The Leap Year Cocktail is one of the few with a very clear and concise history. It was made by the bartender legend Harry Craddock, head bartender at the American Bar in London’s Savoy Hotel. More specifically it was created for the hotels Leap Year celebration on February 29, 1928.
Two years earlier Harry Craddock had taken over as head bartender after another legend, Ada Coleman, was pushed out of the bar when The Savoy wanted to install an American as head of their American Bar. In reality Craddock was just American sounding. He was a Brit that had been working in the US, where he picked up an American accent. It was however good enough for Savoy.

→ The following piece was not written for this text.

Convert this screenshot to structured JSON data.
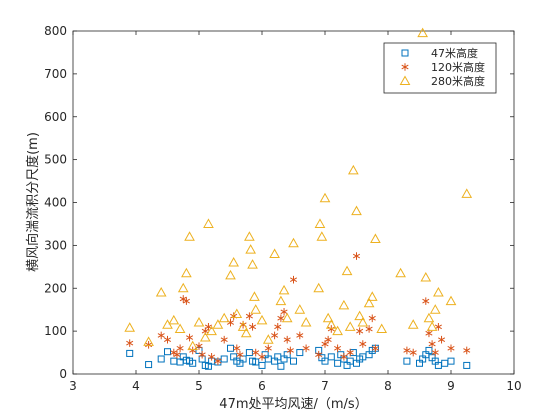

The cocktail is presented in Craddock’s Savoy Cocktail Book with a note “It is said to have been responsible for more proposals than any other cocktail that has ever been mixed.” Maybe because of the Irish tradition that on this rarest of days women could propose to men. According to the tradition, if the man refused the proposal, he had to buy the woman a silk dress, or from the mid 20th century, a fur coat. In the upper classes of other European countries, taking over the Irish custom, any man refusing a woman’s Leap Day proposal had to buy her 12 pair of gloves. Possibly so that she could hide the fact that she was not carrying a ring.
The glass was designed in 1999 by the Italian designer Ettore Sottsass, inspired by Greek mythology.